We are grateful for this reflection on how far we’ve come from Rev. Robb Gwaltney, who was a seminary friend of David Sindt’s and has been serving the church for many years. He gives us a long perspective on our progress.

When I looked around the Exhibit Hall at the 1974 General Assembly in Louisville, it didn’t even cross my mind that at some point in my lifetime that as a denomination we would be in the position of considering what to do now that we have full inclusion in the church orders. At that moment I saw a lonely young man holding a sign that read “Are there any others out there.” I knew that man, David Sindt. We had been seminary classmates and I knew that he was asking if there were any other gays in the Presbyterian Church. It wasn’t that I didn’t believe that the church could welcome all; it wasn’t that I didn’t believe that the church would welcome all; and it certainly wasn’t that I believed that the church shouldn’t welcome all. It was just that it seemed at that time an almost impossible dream.
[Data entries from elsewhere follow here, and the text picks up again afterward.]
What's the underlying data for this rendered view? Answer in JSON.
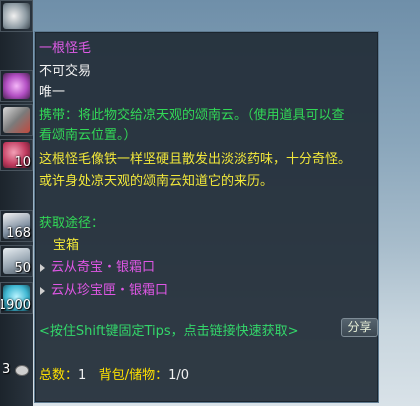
{
  "inventory": {
    "counts": [
      "10",
      "168",
      "50",
      "1900",
      "3"
    ]
  },
  "tooltip": {
    "item_name": "一根怪毛",
    "trade": "不可交易",
    "unique": "唯一",
    "carry_line1": "携带：将此物交给凉天观的颂南云。（使用道具可以查",
    "carry_line2": "看颂南云位置。）",
    "desc_line1": "这根怪毛像铁一样坚硬且散发出淡淡药味，十分奇怪。",
    "desc_line2": "或许身处凉天观的颂南云知道它的来历。",
    "source_title": "获取途径：",
    "source_category": "宝箱",
    "sources": [
      "云从奇宝・银霜口",
      "云从珍宝匣・银霜口"
    ],
    "hint": "<按住Shift键固定Tips，点击链接快速获取>",
    "share_label": "分享",
    "total_label": "总数：",
    "total_value": "1",
    "bag_label": "背包/储物：",
    "bag_value": "1/0"
  }
}
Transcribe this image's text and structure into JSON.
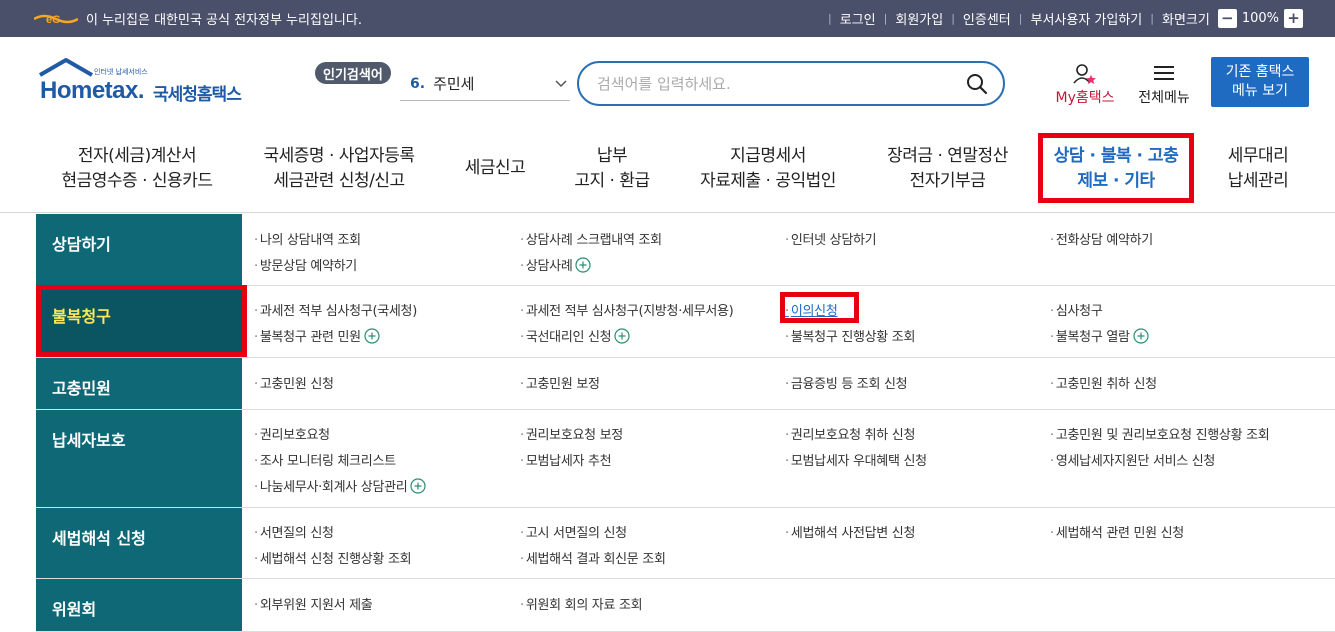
{
  "gov_bar": {
    "notice": "이 누리집은 대한민국 공식 전자정부 누리집입니다.",
    "links": [
      "로그인",
      "회원가입",
      "인증센터",
      "부서사용자 가입하기",
      "화면크기"
    ],
    "zoom": "100%",
    "zoom_minus": "−",
    "zoom_plus": "+"
  },
  "logo": {
    "small": "인터넷 납세서비스",
    "main": "Hometax.",
    "kr": "국세청홈택스"
  },
  "popular": {
    "tag": "인기검색어",
    "rank": "6.",
    "keyword": "주민세"
  },
  "search": {
    "placeholder": "검색어를 입력하세요."
  },
  "header_buttons": {
    "my_hometax": "My홈택스",
    "all_menu": "전체메뉴",
    "old_line1": "기존 홈택스",
    "old_line2": "메뉴 보기"
  },
  "gnb": [
    {
      "line1": "전자(세금)계산서",
      "line2": "현금영수증 · 신용카드"
    },
    {
      "line1": "국세증명 · 사업자등록",
      "line2": "세금관련 신청/신고"
    },
    {
      "line1": "세금신고",
      "line2": ""
    },
    {
      "line1": "납부",
      "line2": "고지 · 환급"
    },
    {
      "line1": "지급명세서",
      "line2": "자료제출 · 공익법인"
    },
    {
      "line1": "장려금 · 연말정산",
      "line2": "전자기부금"
    },
    {
      "line1": "상담 · 불복 · 고충",
      "line2": "제보 · 기타"
    },
    {
      "line1": "세무대리",
      "line2": "납세관리"
    }
  ],
  "mega": [
    {
      "category": "상담하기",
      "links": [
        "나의 상담내역 조회",
        "상담사례 스크랩내역 조회",
        "인터넷 상담하기",
        "전화상담 예약하기",
        "방문상담 예약하기",
        "상담사례"
      ]
    },
    {
      "category": "불복청구",
      "links": [
        "과세전 적부 심사청구(국세청)",
        "과세전 적부 심사청구(지방청·세무서용)",
        "이의신청",
        "심사청구",
        "불복청구 관련 민원",
        "국선대리인 신청",
        "불복청구 진행상황 조회",
        "불복청구 열람"
      ]
    },
    {
      "category": "고충민원",
      "links": [
        "고충민원 신청",
        "고충민원 보정",
        "금융증빙 등 조회 신청",
        "고충민원 취하 신청"
      ]
    },
    {
      "category": "납세자보호",
      "links": [
        "권리보호요청",
        "권리보호요청 보정",
        "권리보호요청 취하 신청",
        "고충민원 및 권리보호요청 진행상황 조회",
        "조사 모니터링 체크리스트",
        "모범납세자 추천",
        "모범납세자 우대혜택 신청",
        "영세납세자지원단 서비스 신청",
        "나눔세무사·회계사 상담관리"
      ]
    },
    {
      "category": "세법해석 신청",
      "links": [
        "서면질의 신청",
        "고시 서면질의 신청",
        "세법해석 사전답변 신청",
        "세법해석 관련 민원 신청",
        "세법해석 신청 진행상황 조회",
        "세법해석 결과 회신문 조회"
      ]
    },
    {
      "category": "위원회",
      "links": [
        "외부위원 지원서 제출",
        "위원회 회의 자료 조회"
      ]
    }
  ],
  "colors": {
    "accent": "#1f6bc1",
    "category_bg": "#0f6876",
    "highlight": "#e60012"
  }
}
Two years later when the Special Committee to Study Homosexuality was established it seemed like a new day was dawning. And then, in 1978 when that Special Committee reported, it really seemed like the sun was rising. And then the clouds rolled in. The recommendations of the Special Committee were set aside and the church made it clear that even though it formally issued words of welcome to gay men and lesbians to the congregations of the church, that same welcome did not extend to the ordained leadership of the Presbyterian Church.

My dad was Presbyterian minister and we lived in Salt Lake City, Utah, during my elementary and junior high years. I knew from personal experience what it meant to be an outcast. I was one of two non-Mormons in my grade school. I knew how to “pass.” I could go shopping and be treated like everybody else; but on Wednesday afternoon I didn’t attend “Primary” which was where the real relationships of my elementary school years were formed—because it was the religious education time that was set aside in the school when the Mormon kids went next door to the Ward (local church) for education and training. I walked home–alone. Then when I went to college, just a couple of years after the school desegregation decision of the Supreme Court, I was amazed at those in my class who didn’t understand the quest for equality by the blacks—and yet it felt so very familiar to me. And then I went to that General Assembly in Louisville and that plaintive question “is there anybody else out there” seemed so very real, so incredibly lonely, and so overwhelmingly moving.

I was incredibly blessed to be able to be at so many of the historic steps that our church took. I was at the San Diego Assembly when the Special Committee Report was presented. I was part of the Witherspoon Society when it was the only church organization to speak in favor of gay ordination and when we welcomed the Presbyterian Gay Caucus (later Presbyterians for Lesbian and Gay Concerns) to share our booth at the General Assembly (because PGC wasn’t officially recognized, yet, by the General Assembly and so they couldn’t have a booth). I attended General Assemblies regularly until overtures were sent to the Presbyteries to overturn the gay exclusion clause from the Book of Order. I was not at the meeting of Twin Cities Presbytery when it was the final presbytery necessary to approve the removal of the clause, thus removing the exclusion from our official documents. But I waited impatiently until I heard that it was done. And I could hardly believe it. It finally was true. Our church really meant that “All Are Welcome.” My church really meant it. Thanks Be To God.

Rev. Robb Gwaltney served churches in Iowa and Minnesota before starting a new church development project in Denver that is now Presbyterian Church of the Covenant in Englewood, CO. He was Coordinator of Facilities Development with the General Assembly Council, where his responsibilities were to coordinate the move of the General Assembly offices from New York and Atlanta to Louisville. After that project was completed, became the Coordinator for Finance and Budget in the General Assembly Council office, until leaving the national staff in 1992. He is honorably retired.